Armed with this alarming knowledge and carrying influential passengers, Renner and Bury depart aboard Bury's ship Sinbad for New Caledonia, the closest human system to the Mote. There the Imperial Commission decides that ships must be sent to the hitherto ignored star system where the only dangerous Alderson Point will appear. All that can be sent on such short notice are two Imperial warships and Sinbad.

They arrive — just in time to observe seven unarmed Motie ships emerge from the new Alderson Point. The Moties scatter, and three human ships cannot possibly capture all of them, though they can block the exit. Renner and Bury decide they have no choice but to accept a Mediator's invitation to return with her to the Motie system.

The second half of The Gripping Hand is a tale of shifting alliances involving many Motie factions, diplomacy and space combat. With the aid of the grownup offspring of Lord and Lady Blaine, raised in the company of Mediators brought back by the first expedition, Bury and Renner fight to save the Empire. Key to their strategy is a genetically altered parasite developed by the Blaines' research institute. It limits the excessive reproduction rate that has condemned the Moties to Cycles of overpopulation, followed inevitably by war and the collapse of civilization. Two alliances coalesce, one in favor of peaceful co-existence with humans and another determined to escape the Motie system at any cost.

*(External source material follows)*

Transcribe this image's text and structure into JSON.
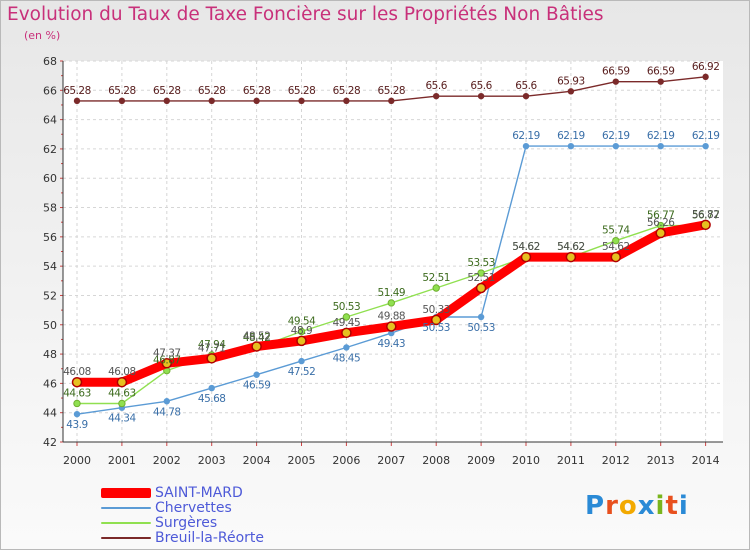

The pro-human faction wins.

==Reception==
James Nicoll considered the novel to be an "utterly unnecessary sequel", "unmemorable", and "rather dull", with "[t]oo much irrelevant wheel spinning"; Nicoll also singled out "the entire Maxroy’s Purchase subplot" as superfluous.

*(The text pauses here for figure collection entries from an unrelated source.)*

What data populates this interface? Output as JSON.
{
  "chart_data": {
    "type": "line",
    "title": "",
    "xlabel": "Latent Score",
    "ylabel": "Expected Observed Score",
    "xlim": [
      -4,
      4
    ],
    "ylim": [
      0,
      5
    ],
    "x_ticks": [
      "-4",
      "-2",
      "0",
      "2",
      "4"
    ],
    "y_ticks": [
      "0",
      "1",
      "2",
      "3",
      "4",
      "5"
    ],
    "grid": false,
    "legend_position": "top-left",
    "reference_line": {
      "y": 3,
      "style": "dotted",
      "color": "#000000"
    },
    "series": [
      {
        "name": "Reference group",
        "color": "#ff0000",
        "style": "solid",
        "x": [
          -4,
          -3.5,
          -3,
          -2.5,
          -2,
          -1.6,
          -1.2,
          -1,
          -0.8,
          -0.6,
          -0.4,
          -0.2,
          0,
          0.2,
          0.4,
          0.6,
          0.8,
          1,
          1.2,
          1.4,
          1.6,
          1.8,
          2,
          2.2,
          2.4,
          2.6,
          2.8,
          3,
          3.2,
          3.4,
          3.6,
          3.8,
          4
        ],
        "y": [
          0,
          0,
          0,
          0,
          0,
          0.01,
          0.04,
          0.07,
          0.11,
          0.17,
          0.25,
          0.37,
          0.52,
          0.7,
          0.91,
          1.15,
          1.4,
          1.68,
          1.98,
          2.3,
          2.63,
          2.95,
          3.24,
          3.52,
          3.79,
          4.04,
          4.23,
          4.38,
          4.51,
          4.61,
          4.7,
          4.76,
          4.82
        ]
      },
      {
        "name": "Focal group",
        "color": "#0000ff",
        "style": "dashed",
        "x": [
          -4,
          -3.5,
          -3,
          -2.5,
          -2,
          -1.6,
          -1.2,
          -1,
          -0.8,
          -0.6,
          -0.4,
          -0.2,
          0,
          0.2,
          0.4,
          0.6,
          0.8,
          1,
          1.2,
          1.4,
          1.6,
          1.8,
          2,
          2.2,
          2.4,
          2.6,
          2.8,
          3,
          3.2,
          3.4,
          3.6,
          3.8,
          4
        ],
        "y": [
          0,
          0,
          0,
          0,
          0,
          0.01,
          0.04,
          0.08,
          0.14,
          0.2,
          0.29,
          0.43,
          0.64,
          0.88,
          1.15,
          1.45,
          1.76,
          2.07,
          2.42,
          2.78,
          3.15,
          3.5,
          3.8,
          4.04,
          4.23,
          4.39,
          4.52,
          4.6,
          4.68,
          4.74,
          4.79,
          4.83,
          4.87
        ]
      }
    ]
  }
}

Publishers Weekly described it as "perfectly adequate [but] largely irrelevant", noting that "the first third of the book drags" and that Niven and Pournelle "don't explore [the book's themes and subtexts] deeply enough." Kirkus Reviews called it "sometimes slow-paced and talky", but felt that readers would not be disappointed, and predicted that the book would be a finalist for the Hugo Award for Best Novel.

==Background==
In his 1991 collection Playgrounds of the Mind, Niven stated that he and Pournelle were contractually forbidden from collaborating on any projects until they had completed a sequel to The Mote in God's Eye.